Another challenge to those of us who believe in reform is the question of what it is that we cannot say today that we would like to say. I would really like to respond to this because there are a couple of important points. One thing is I would like students such as those at QUT to be able to vent steam on Facebook and not spend 3½ years defending themselves in court for having done so. I would like cartoonists to be able to draw cartoons without having to go to a government body and justify why they drew their cartoons. I would like journalists to be able to express opinions and write articles on controversial issues of public debate without having to defend themselves in court. But the truth is we actually do not know what it is that cannot be said by this law, because we cannot be confident what will and will not offend, insult, humiliate or intimidate someone.

There is no way of knowing that Mark Kenny, in writing his article about David Leyonhjelm, could have reasonably understood or expected to be taken to court as a result. There are others here today and Australians out in the community who do not know what they can and cannot say because this law is not clear what would achieve the measure of 'offend' or 'insult'.

Finally, even things which are unpleasant and awful to hear are worth hearing because we live in a society where people do have different views and there is value in hearing what others have to say even when we disagree with it. I personally would much rather know what people's beliefs are than have them hold onto them and keep them in a dark and deep place in our society. We will have no opportunity to challenge them if that is the case.

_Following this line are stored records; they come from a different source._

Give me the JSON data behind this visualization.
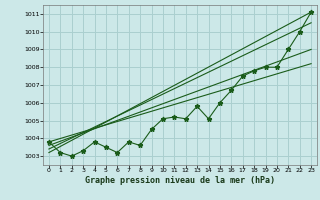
{
  "xlabel": "Graphe pression niveau de la mer (hPa)",
  "background_color": "#cce8e8",
  "grid_color": "#aacfcf",
  "line_color": "#1a5c1a",
  "xlim": [
    -0.5,
    23.5
  ],
  "ylim": [
    1002.5,
    1011.5
  ],
  "yticks": [
    1003,
    1004,
    1005,
    1006,
    1007,
    1008,
    1009,
    1010,
    1011
  ],
  "xticks": [
    0,
    1,
    2,
    3,
    4,
    5,
    6,
    7,
    8,
    9,
    10,
    11,
    12,
    13,
    14,
    15,
    16,
    17,
    18,
    19,
    20,
    21,
    22,
    23
  ],
  "main_data": [
    [
      0,
      1003.8
    ],
    [
      1,
      1003.2
    ],
    [
      2,
      1003.0
    ],
    [
      3,
      1003.3
    ],
    [
      4,
      1003.8
    ],
    [
      5,
      1003.5
    ],
    [
      6,
      1003.2
    ],
    [
      7,
      1003.8
    ],
    [
      8,
      1003.6
    ],
    [
      9,
      1004.5
    ],
    [
      10,
      1005.1
    ],
    [
      11,
      1005.2
    ],
    [
      12,
      1005.1
    ],
    [
      13,
      1005.8
    ],
    [
      14,
      1005.1
    ],
    [
      15,
      1006.0
    ],
    [
      16,
      1006.7
    ],
    [
      17,
      1007.5
    ],
    [
      18,
      1007.8
    ],
    [
      19,
      1008.0
    ],
    [
      20,
      1008.0
    ],
    [
      21,
      1009.0
    ],
    [
      22,
      1010.0
    ],
    [
      23,
      1011.1
    ]
  ],
  "trends": [
    [
      [
        0,
        1003.2
      ],
      [
        23,
        1011.1
      ]
    ],
    [
      [
        0,
        1003.4
      ],
      [
        23,
        1010.5
      ]
    ],
    [
      [
        0,
        1003.8
      ],
      [
        23,
        1008.2
      ]
    ],
    [
      [
        0,
        1003.6
      ],
      [
        23,
        1009.0
      ]
    ]
  ]
}
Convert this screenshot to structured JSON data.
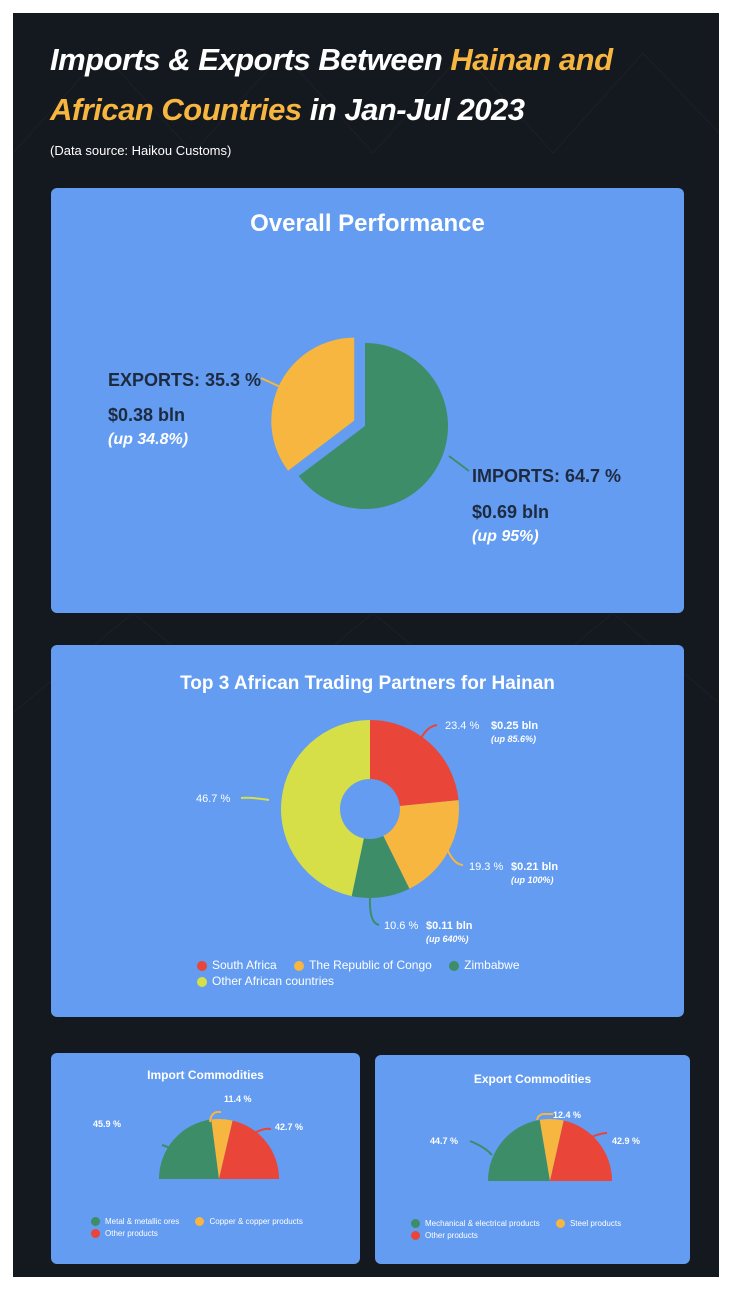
{
  "header": {
    "title_part1": "Imports & Exports Between ",
    "title_highlight1": "Hainan and",
    "title_highlight2": "African Countries",
    "title_part2": " in Jan-Jul 2023",
    "source": "(Data source: Haikou Customs)"
  },
  "colors": {
    "background": "#14181f",
    "panel": "#639cf0",
    "highlight": "#f6b63f",
    "green": "#3d8d68",
    "yellow": "#f6b63f",
    "red": "#e94538",
    "lime": "#d6df48"
  },
  "chart_data": [
    {
      "type": "pie",
      "title": "Overall Performance",
      "slices": [
        {
          "label": "IMPORTS: 64.7 %",
          "value": 64.7,
          "amount": "$0.69 bln",
          "growth": "(up 95%)",
          "color": "#3d8d68"
        },
        {
          "label": "EXPORTS: 35.3 %",
          "value": 35.3,
          "amount": "$0.38 bln",
          "growth": "(up 34.8%)",
          "color": "#f6b63f"
        }
      ]
    },
    {
      "type": "pie",
      "subtype": "donut",
      "title": "Top 3 African Trading Partners for Hainan",
      "slices": [
        {
          "name": "South Africa",
          "value": 23.4,
          "pct_label": "23.4 %",
          "amount": "$0.25 bln",
          "growth": "(up 85.6%)",
          "color": "#e94538"
        },
        {
          "name": "The Republic of Congo",
          "value": 19.3,
          "pct_label": "19.3 %",
          "amount": "$0.21 bln",
          "growth": "(up 100%)",
          "color": "#f6b63f"
        },
        {
          "name": "Zimbabwe",
          "value": 10.6,
          "pct_label": "10.6 %",
          "amount": "$0.11 bln",
          "growth": "(up 640%)",
          "color": "#3d8d68"
        },
        {
          "name": "Other African countries",
          "value": 46.7,
          "pct_label": "46.7 %",
          "amount": "",
          "growth": "",
          "color": "#d6df48"
        }
      ],
      "legend": "bottom"
    },
    {
      "type": "pie",
      "subtype": "half",
      "title": "Import Commodities",
      "slices": [
        {
          "name": "Metal & metallic ores",
          "value": 45.9,
          "pct_label": "45.9 %",
          "color": "#3d8d68"
        },
        {
          "name": "Copper & copper products",
          "value": 11.4,
          "pct_label": "11.4 %",
          "color": "#f6b63f"
        },
        {
          "name": "Other products",
          "value": 42.7,
          "pct_label": "42.7 %",
          "color": "#e94538"
        }
      ],
      "legend": "bottom"
    },
    {
      "type": "pie",
      "subtype": "half",
      "title": "Export Commodities",
      "slices": [
        {
          "name": "Mechanical & electrical products",
          "value": 44.7,
          "pct_label": "44.7 %",
          "color": "#3d8d68"
        },
        {
          "name": "Steel products",
          "value": 12.4,
          "pct_label": "12.4 %",
          "color": "#f6b63f"
        },
        {
          "name": "Other products",
          "value": 42.9,
          "pct_label": "42.9 %",
          "color": "#e94538"
        }
      ],
      "legend": "bottom"
    }
  ]
}
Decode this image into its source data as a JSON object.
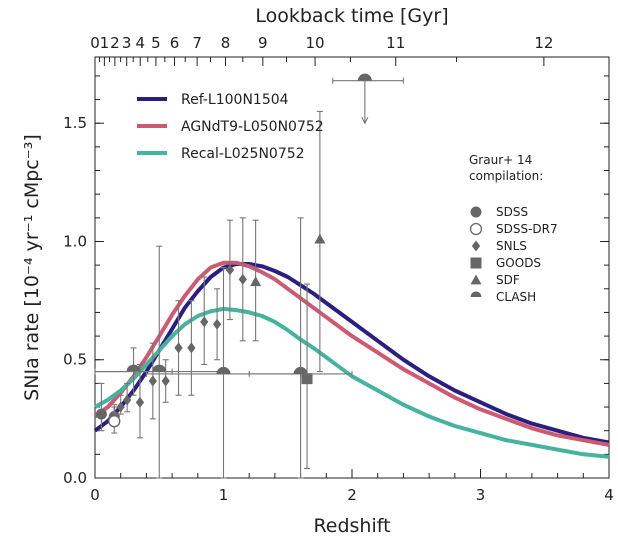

I want to end on one note. Reform of 18C is something which has attracted support from across the political spectrum, from people including David Marr, Julian Burnside, Paul Howes, Jonathan Holmes and Jim Spigelman. It has attracted support this time around from people who opposed it previously such as Warren Mundine. It has attracted support from people who have been affected by discrimination and who have been victims of racism such as Robert Magid, the publisher of The Australian Jewish News. The accusation made in this debate that the only people in favour of reform are people of a certain age, a certain ethnicity or even a certain gender is utterly false. Support comes from across the spectrum, and ignoring those people who have suffered discrimination and who do support reform is an awful thing to do. They have just as much right to participate in this debate. Their opinion is worth just as much as everyone else's. I commend them for their courage and their advocacy in this instance. Even Gillian Triggs has agreed that we have a problem with not just the Human Rights Commission processes but also the law. I commend this reform process to the parliament.